The panel recommended wholesale changes to the boardroom, in a suggestion likely to support Woodford’s campaign to retake his old job and take control of the board at the head of a new team of directors.
It listed 10 main reasons behind the scandal ranging from bad personnel management to the incompetence of external auditors, but in its summary put the blame squarely on the executive management, which it said lorded over operations with no accountability.
“Past (Olympus) presidents had low esteem for transparency and governance, and standing up to them to speak the truth meant you risked being put out to pasture, which is apparent from what happened to Woodford,” the report said.
Olympus shares had jumped as much as 15 percent earlier on Tuesday, extending a three-week rally fuelled by growing hopes that the stock would not be delisted.
The panel’s wording is much tougher than expected but its main findings so far represent no major new surprise for investors, though some doubts exist about its ability to get to the bottom of such a complex and murky affair, which involves numerous, obscure counterparties and investment firms.

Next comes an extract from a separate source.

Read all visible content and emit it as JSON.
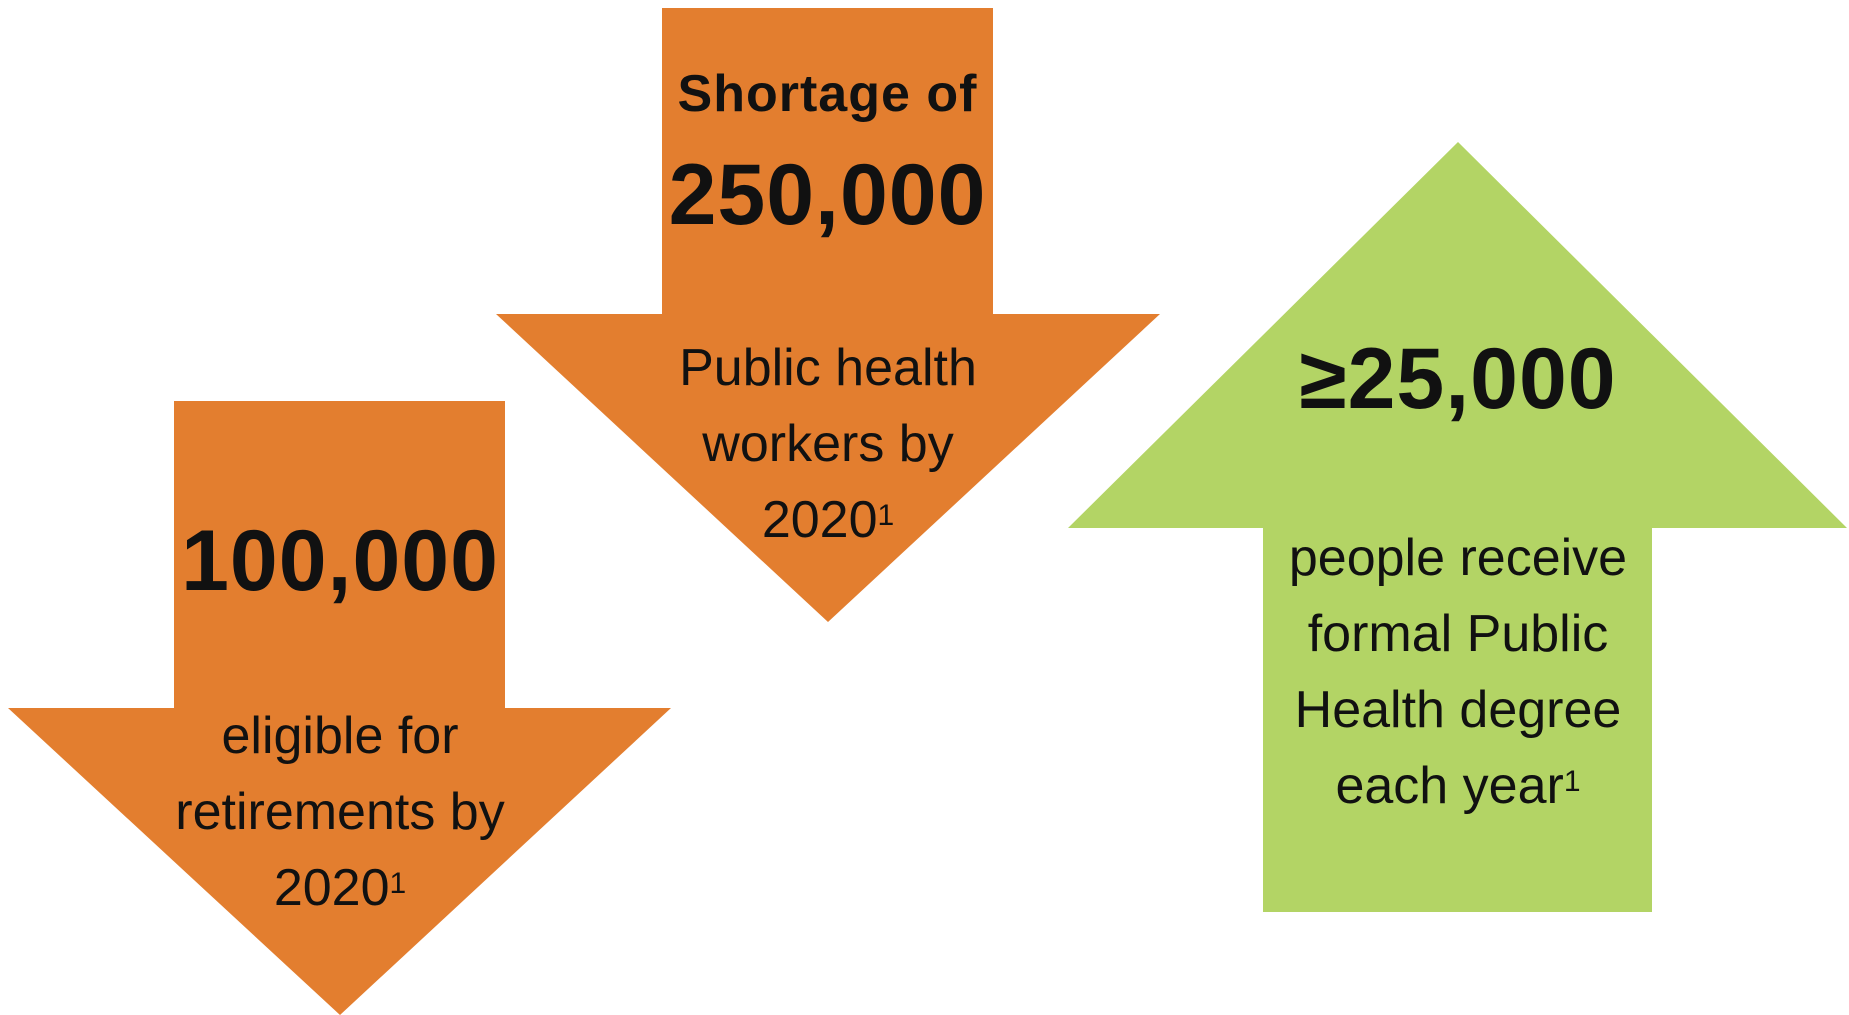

The panel has limited powers of investigation and was hired by the same board that sacked Woodford, who blew the whistle on the scandal immediately after he was fired as CEO in October.
“I would have thought they didn’t have the expertise to probe that (involvement by organized crime),” said Jamie Allen, secretary-general of the Asian Corporate Governance Association, whose members include institutional investors that collectively manage assets of more than $10 trillion.
“That’s really a job for the police. So even if they say there’s no evidence, obviously I don’t think that’s going to satisfy everybody because they’ll want to know what the police come up with.”
Olympus remains under joint investigation by Japanese police, prosecutors and the markets regulator, though it is not clear when these official investigations will wind up.